L’élection du nouveau président iranien, Ebrahim Raïssi, ne devrait pas induire de changements fondamentaux dans la politique étrangère iranienne. Mais elle pourrait entraîner une accélération des négociations sur le nucléaire afin de sauver la signature d’un accord avant l'investiture de cet ultraconservateur.
Le nouveau président iranien, Ebrahim Raïssi, doit prendre ses fonctions début août après avoir été élu, vendredi 18 juin, avec près de 62 % des voix à l'issue d'un scrutin marqué par une abstention record en Iran. Dans moins de six semaines, l'ultraconservateur et proche du Guide suprême deviendra le nouveau visage de la République islamique d'Iran sur la scène internationale.
Sous la direction de ce religieux traditionaliste à la réputation austère, le ton de Téhéran à l'égard de l'Occident pourrait se durcir, même s'il continuera à négocier pour relancer l'accord nucléaire historique de 2015, comme il s'y est engagé très clairement durant sa campagne. Ainsi, dès sa première conférence de presse lundi 12 juin, Ebrahim Raïssi a appelé à des négociations fructueuses sur le dossier nucléaire, tout en avertissant qu'il ne permettrait "pas de négociations pour le plaisir de négocier". "Toute rencontre doit produire des résultats (...) pour la nation iranienne", a affirmé le président élu.
Alors que son prédécesseur, le modéré Hassan Rohani avait opté pour une ouverture envers l'Occident en favorisant entre autres l'accord de 2015, Ebrahim Raïssi a répondu d'un "non" ferme à la question d'un média américain lui demandant s'il avait l'intention de rencontrer le président des États-Unis, Joe Biden, dans le cas où les discussions de Vienne permettraient d'alléger les sanctions et afin de "régler" les problèmes entre les deux pays, ennemis depuis plus de 40 ans.

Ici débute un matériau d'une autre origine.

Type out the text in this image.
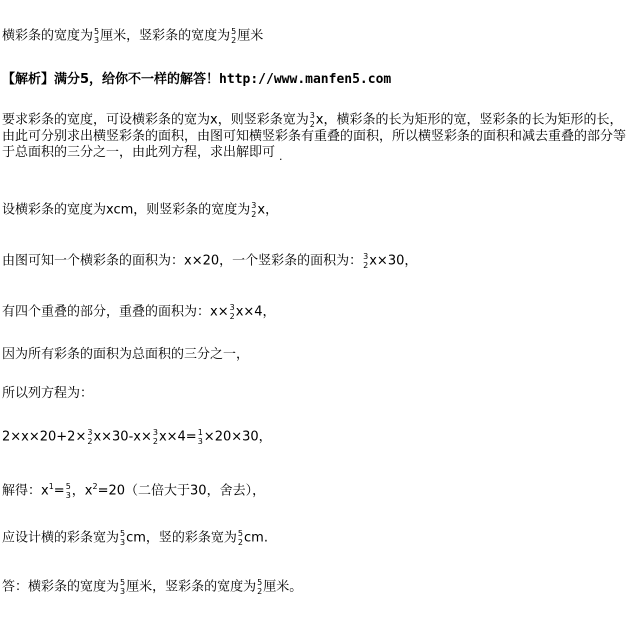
横彩条的宽度为 5
3 厘米，竖彩条的宽度为 5
2 厘米
【解析】满分5，给你不一样的解答！http://www.manfen5.com
要求彩条的宽度，可设横彩条的宽为x，则竖彩条宽为 3
2 x，横彩条的长为矩形的宽，竖彩条的长为矩形的长，由此可分别求出横竖彩条的面积，由图可知横竖彩条有重叠的面积，所以横竖彩条的面积和减去重叠的部分等于总面积的三分之一，由此列方程，求出解即可 $_.$
设横彩条的宽度为xcm，则竖彩条的宽度为 3
2 x，
由图可知一个横彩条的面积为：x×20，一个竖彩条的面积为： 3
2 x×30，
有四个重叠的部分，重叠的面积为：x× 3
2 x×4，
因为所有彩条的面积为总面积的三分之一，
所以列方程为：
2×x×20+2× 3
2 x×30-x× 3
2 x×4= 1
3 ×20×30，
解得：$x^1= 5$
3 ，$x^2=20$（二倍大于30，舍去），
应设计横的彩条宽为 5
3 cm，竖的彩条宽为 5
2 cm.
答：横彩条的宽度为 5
3 厘米，竖彩条的宽度为 5
2 厘米。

Selon les responsables iraniens et occidentaux, il est toutefois peu probable que l'arrivée de ce nouveau président modifie la position de l'Iran dans ces négociations visant à relancer l'accord nucléaire de 2015, initié avec l'accord du Guide suprême iranien, l'ayatollah Ali Khamenei, qui a le dernier mot sur les dossiers les plus importants. En outre, un Conseil suprême de sécurité nationale se charge également de déterminer la politique étrangère iranienne. Et bien que cet organe soit dirigé par le président iranien, c'est le Guide suprême qui doit en valider ses prises de positions. Mais le président iranien dispose tout de même d'une certaine marge de manœuvre, qui peut influer sur le cours des négociations avec les Occidentaux.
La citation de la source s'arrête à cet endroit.